Após sucessivos adiamentos, realizou-se em 3 de Maio de 1990 a audiência de julgamento (fls. 313). Não compareceu o mandatário da autora, que justificou a falta através de telegrama enviado ao tribunal. Foi apesar disso determinada a realização da audiência, por, nos termos do artigo 651º, nº 1, do Código de Processo Civil, não ser admitido novo adiamento, excepto em caso de impossibilidade de constituição do colectivo.
O Juiz Presidente do Círculo de Portimão, por sentença de 29 de Maio de 1990 (fls. 327), julgou improcedente o pedido formulado pela autora, dele absolvendo a ré.
2. Em requerimento de 20 de Junho de 1990, L... interpôs recurso de agravo e de apelação: recurso de agravo, do despacho de 3 de Maio de 1990, que determinou a realização da audiência de julgamento sem que o seu mandatário estivesse presente; recurso de apelação, da decisão final proferida em 29 de Maio de 1990, que lhe foi desfavorável. No requerimento de interposição dos recursos, a recorrente informou que só através da notificação da sentença de 29 de Maio de 1990 tomou conhecimento do despacho do Juiz que determinou a realização da audiência de julgamento.

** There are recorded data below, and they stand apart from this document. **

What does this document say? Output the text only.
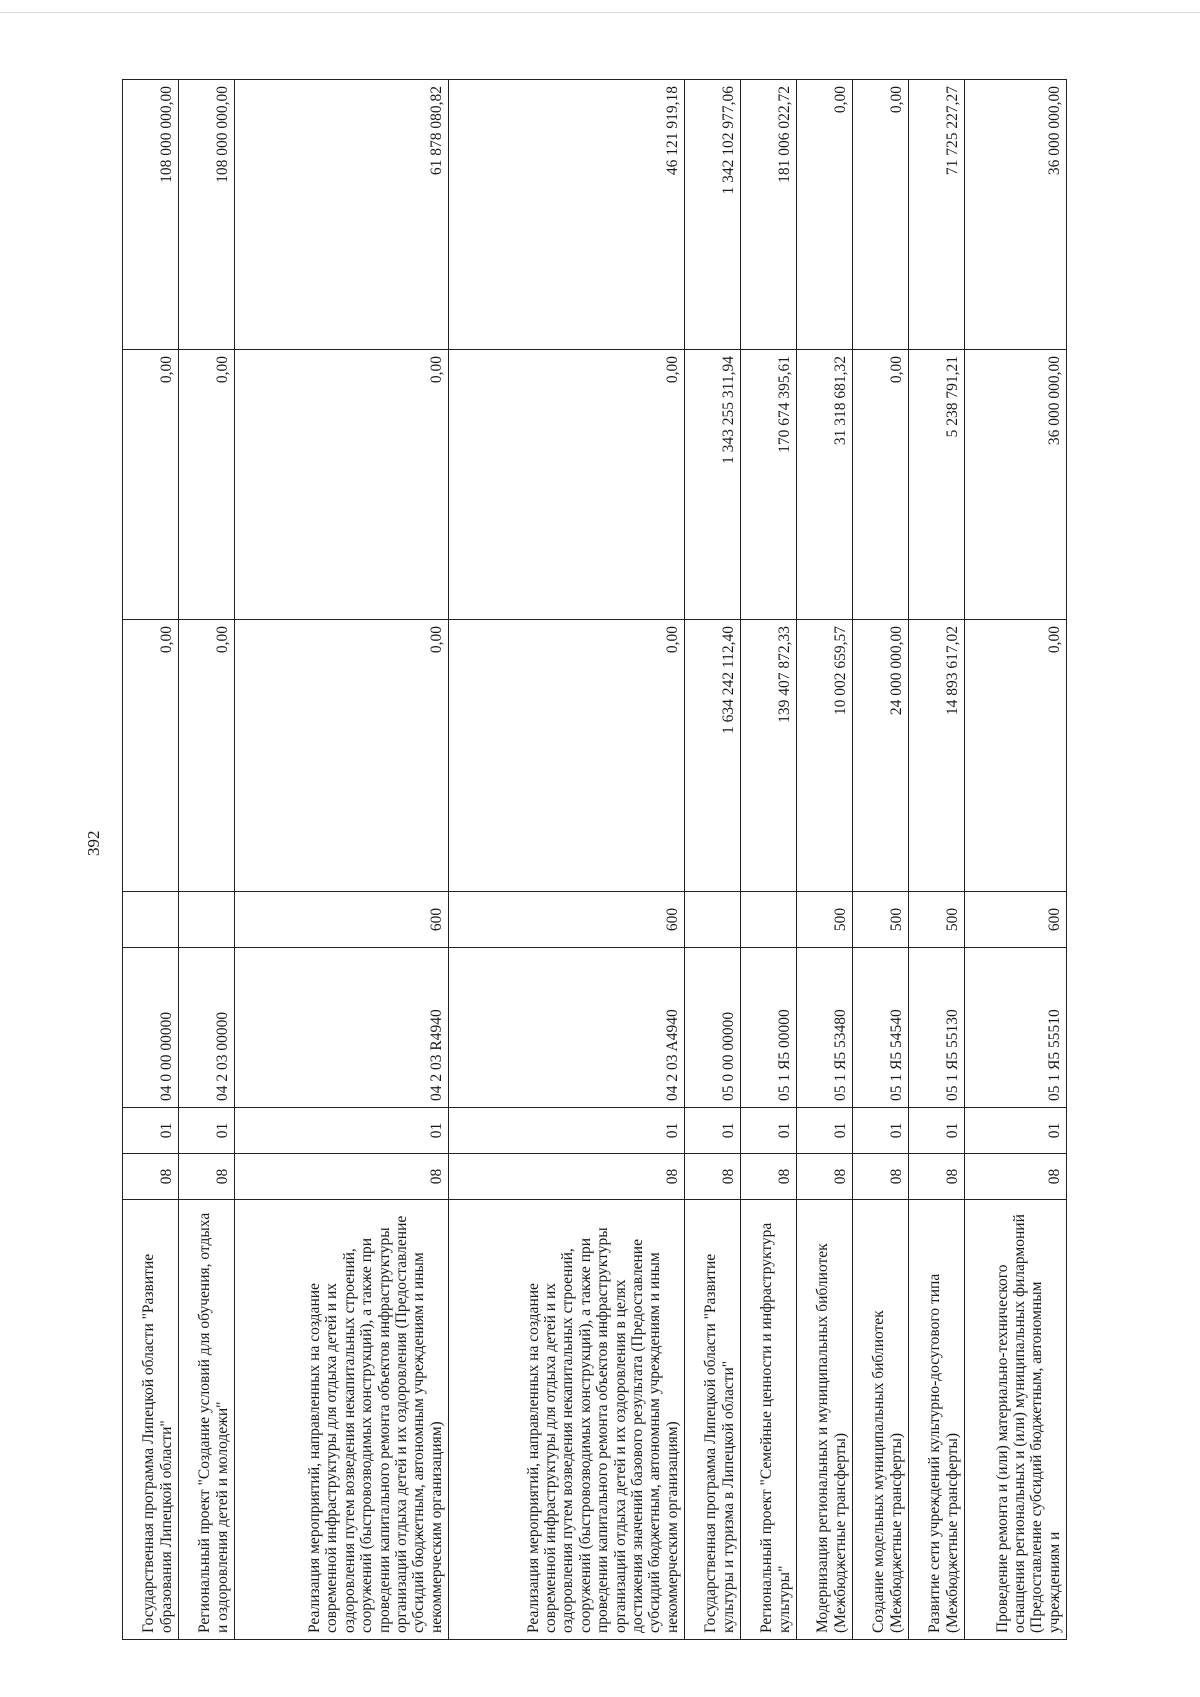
392
Государственная программа Липецкой области "Развитие образования Липецкой области"	08	01	04 0 00 00000		0,00	0,00	108 000 000,00
Региональный проект "Создание условий для обучения, отдыха и оздоровления детей и молодежи"	08	01	04 2 03 00000		0,00	0,00	108 000 000,00
Реализация мероприятий, направленных на создание современной инфраструктуры для отдыха детей и их оздоровления путем возведения некапитальных строений, сооружений (быстровозводимых конструкций), а также при проведении капитального ремонта объектов инфраструктуры организаций отдыха детей и их оздоровления (Предоставление субсидий бюджетным, автономным учреждениям и иным некоммерческим организациям)	08	01	04 2 03 R4940	600	0,00	0,00	61 878 080,82
Реализация мероприятий, направленных на создание современной инфраструктуры для отдыха детей и их оздоровления путем возведения некапитальных строений, сооружений (быстровозводимых конструкций), а также при проведении капитального ремонта объектов инфраструктуры организаций отдыха детей и их оздоровления в целях достижения значений базового результата (Предоставление субсидий бюджетным, автономным учреждениям и иным некоммерческим организациям)	08	01	04 2 03 A4940	600	0,00	0,00	46 121 919,18
Государственная программа Липецкой области "Развитие культуры и туризма в Липецкой области"	08	01	05 0 00 00000		1 634 242 112,40	1 343 255 311,94	1 342 102 977,06
Региональный проект "Семейные ценности и инфраструктура культуры"	08	01	05 1 Я5 00000		139 407 872,33	170 674 395,61	181 006 022,72
Модернизация региональных и муниципальных библиотек (Межбюджетные трансферты)	08	01	05 1 Я5 53480	500	10 002 659,57	31 318 681,32	0,00
Создание модельных муниципальных библиотек (Межбюджетные трансферты)	08	01	05 1 Я5 54540	500	24 000 000,00	0,00	0,00
Развитие сети учреждений культурно-досугового типа (Межбюджетные трансферты)	08	01	05 1 Я5 55130	500	14 893 617,02	5 238 791,21	71 725 227,27
Проведение ремонта и (или) материально-технического оснащения региональных и (или) муниципальных филармоний (Предоставление субсидий бюджетным, автономным учреждениям и	08	01	05 1 Я5 55510	600	0,00	36 000 000,00	36 000 000,00
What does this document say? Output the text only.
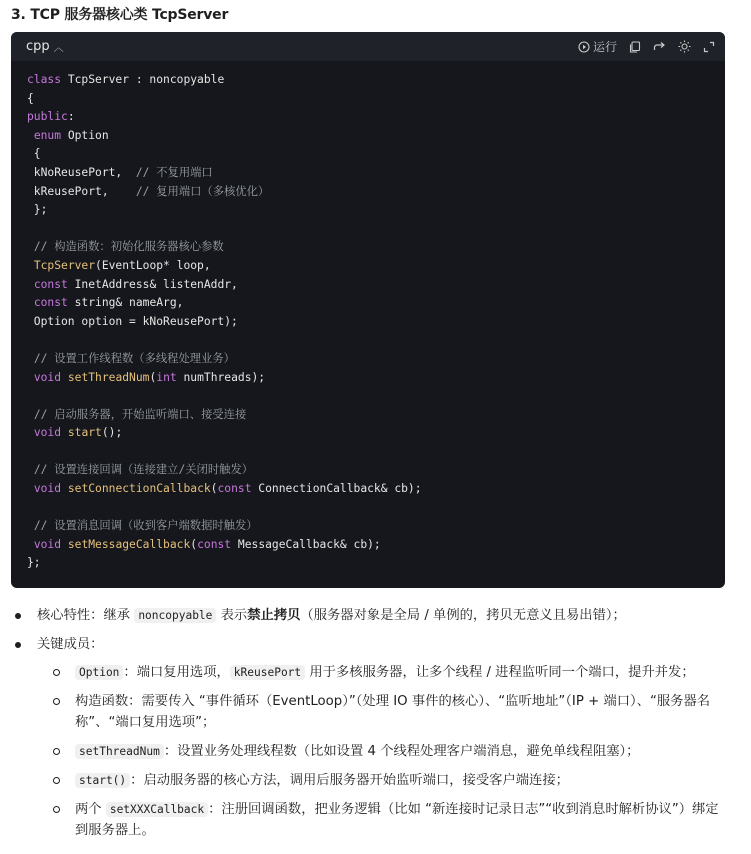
3. TCP 服务器核心类 TcpServer
cpp ︿	运行
class TcpServer : noncopyable
{
public:
enum Option
{
kNoReusePort,  // 不复用端口
kReusePort,    // 复用端口（多核优化）
};

// 构造函数：初始化服务器核心参数
TcpServer(EventLoop* loop,
const InetAddress& listenAddr,
const string& nameArg,
Option option = kNoReusePort);

// 设置工作线程数（多线程处理业务）
void setThreadNum(int numThreads);

// 启动服务器，开始监听端口、接受连接
void start();

// 设置连接回调（连接建立/关闭时触发）
void setConnectionCallback(const ConnectionCallback& cb);

// 设置消息回调（收到客户端数据时触发）
void setMessageCallback(const MessageCallback& cb);
};
核心特性：继承 noncopyable 表示禁止拷贝（服务器对象是全局 / 单例的，拷贝无意义且易出错）；
关键成员：
Option ：端口复用选项， kReusePort 用于多核服务器，让多个线程 / 进程监听同一个端口，提升并发；
构造函数：需要传入 “事件循环（EventLoop）”（处理 IO 事件的核心）、“监听地址”（IP + 端口）、“服务器名称”、“端口复用选项”；
setThreadNum ：设置业务处理线程数（比如设置 4 个线程处理客户端消息，避免单线程阻塞）；
start() ：启动服务器的核心方法，调用后服务器开始监听端口，接受客户端连接；
两个 setXXXCallback ：注册回调函数，把业务逻辑（比如 “新连接时记录日志”“收到消息时解析协议”）绑定到服务器上。
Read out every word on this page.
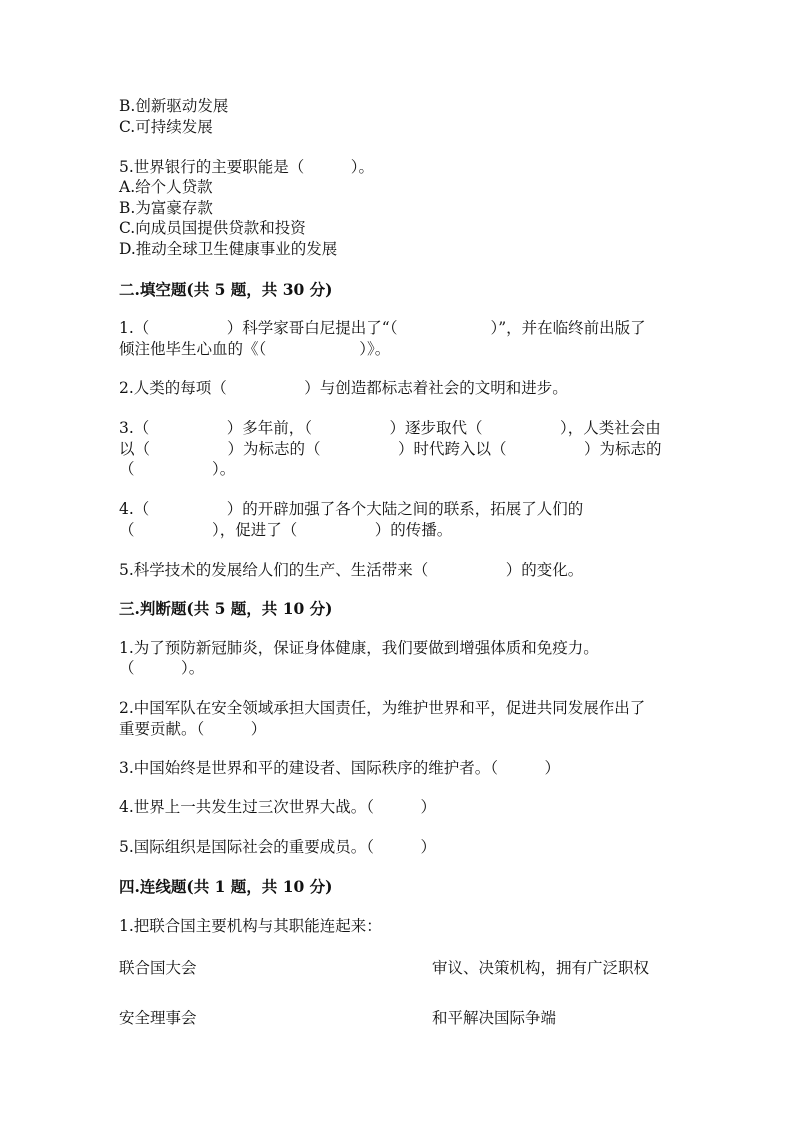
B.创新驱动发展
C.可持续发展
5.世界银行的主要职能是（　　　）。
A.给个人贷款
B.为富豪存款
C.向成员国提供贷款和投资
D.推动全球卫生健康事业的发展
二.填空题(共 5 题，共 30 分)
1.（　　　　　）科学家哥白尼提出了“（　　　　　　）”，并在临终前出版了
倾注他毕生心血的《（　　　　　　）》。
2.人类的每项（　　　　　）与创造都标志着社会的文明和进步。
3.（　　　　　）多年前，（　　　　　）逐步取代（　　　　　），人类社会由
以（　　　　　）为标志的（　　　　　）时代跨入以（　　　　　）为标志的
（　　　　　）。
4.（　　　　　）的开辟加强了各个大陆之间的联系，拓展了人们的
（　　　　　），促进了（　　　　　）的传播。
5.科学技术的发展给人们的生产、生活带来（　　　　　）的变化。
三.判断题(共 5 题，共 10 分)
1.为了预防新冠肺炎，保证身体健康，我们要做到增强体质和免疫力。
（　　　）。
2.中国军队在安全领域承担大国责任，为维护世界和平，促进共同发展作出了
重要贡献。（　　　）
3.中国始终是世界和平的建设者、国际秩序的维护者。（　　　）
4.世界上一共发生过三次世界大战。（　　　）
5.国际组织是国际社会的重要成员。（　　　）
四.连线题(共 1 题，共 10 分)
1.把联合国主要机构与其职能连起来：
联合国大会	审议、决策机构，拥有广泛职权
安全理事会	和平解决国际争端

O Tribunal da Relação de Évora decidiu não tomar conhecimento dos recursos, por extemporaneidade na sua interposição (acórdão de 4 de Novembro de
1993, fls. 396, tendo sido corrigida por despacho de fls. 399 a data nele aposta inicialmente). O tribunal justificou assim a sua decisão:
'O artigo 685º, nº 2, do CPC determina que o prazo para recurso de despacho oral reproduzido no processo corre do dia em que foi proferido, se a parte esteve presente ou for notificada para assistir ao acto. Na segunda hipótese, que a lei equipara à presença da parte, o legislador estabelece para a parte que estava notificada mas que não esteve presente, o
ónus de se informar do que aconteceu nesse acto.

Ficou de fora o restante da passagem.